A quick online search shows that online predators are steadily on the rise. So much so, that Dateline NBC’s Chris Hansen devoted an entire show to baiting and arresting online predators in his shockingly disturbing, yet wildly popular “To Catch A Predator†T.V show.
So how can website owners, online social networks and discussion forums control this problem? Crisp – founded in 2005 by Adam Hildreth – has built a sophisticated and effective system just for that.
Crisp CTO Peter Maude came on stage at our July 20th SFNewTech event and presented their service. Using their proprietary behavior pattern tracking technology, Crisp collects pattern information that makes a site safe, thereby protecting a company’s brand (think Disney, which caters to kids). Crisp detects behaviors, then profiles and auto-manage users to keep them safe online with its unique, purpose-built systems for MMOs (Massive Multiplayer Online games), virtual worlds and social networks. Yes, that’s a mouthful, but that’s what’s needed to catch these ever evolving predators!
Maude showed us how Crisp uses specific word and phrase filters, generated by customer request, to detect patterns of abuse across every user profile on that customer’s site.
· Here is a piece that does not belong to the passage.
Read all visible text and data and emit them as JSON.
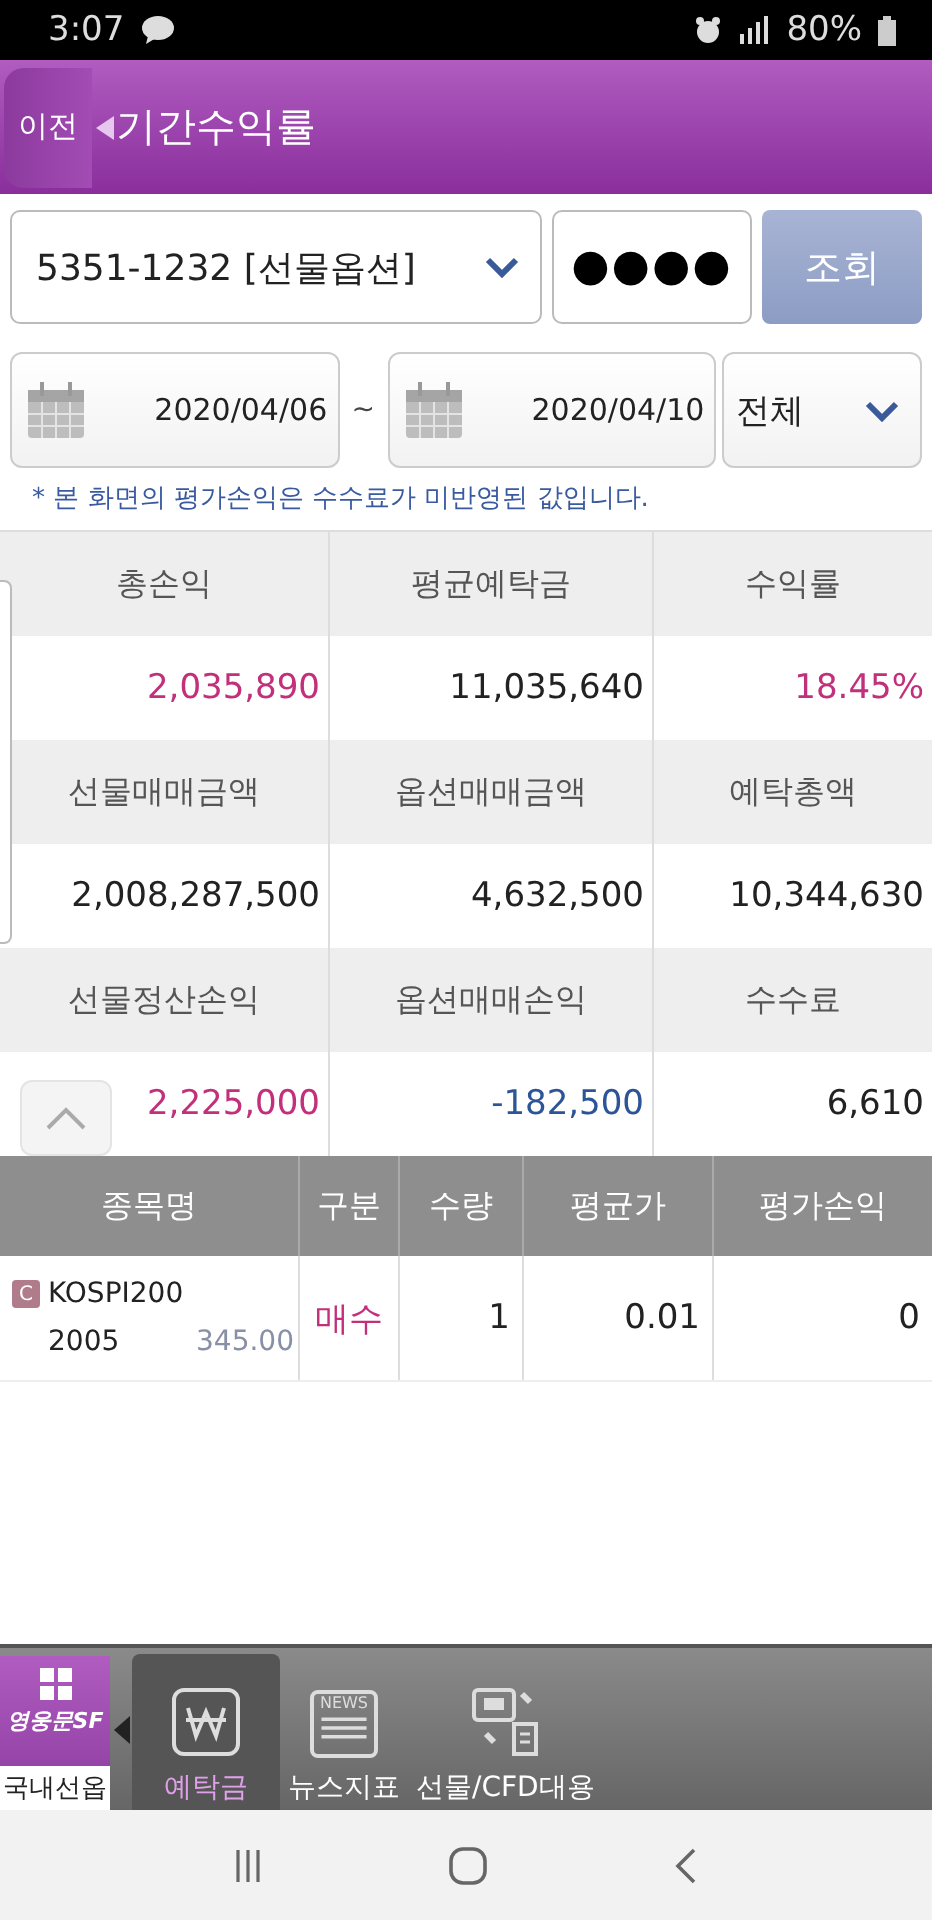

If Crisp detects an abusive or spamming pattern, their system instantly blocks that abusive user’s typed entries (in say a chat room or discussion forum) thereby saving other users from the nuisance of universal web abuse. In the case of minors, it prevents the ‘grooming’ of children by online predators by analyzing behavior patterns using syntax and language style, thereby protecting children and minors online before the predators can make a connection.
And Crisp does all this in real time, with a response turnaround of about 100 miliseconds! Maude demonstrated this using a simulator on his laptop where he entered a chat room and typed abusive keywords and phrases and showed how the Crisp system intercepted and blocked those messages, and the abusive user, in real time.
Maude noted, “many web sites need to censure based on a multitude of what they consider to be their own threat vectors” and that is exactly what Crisp delivers.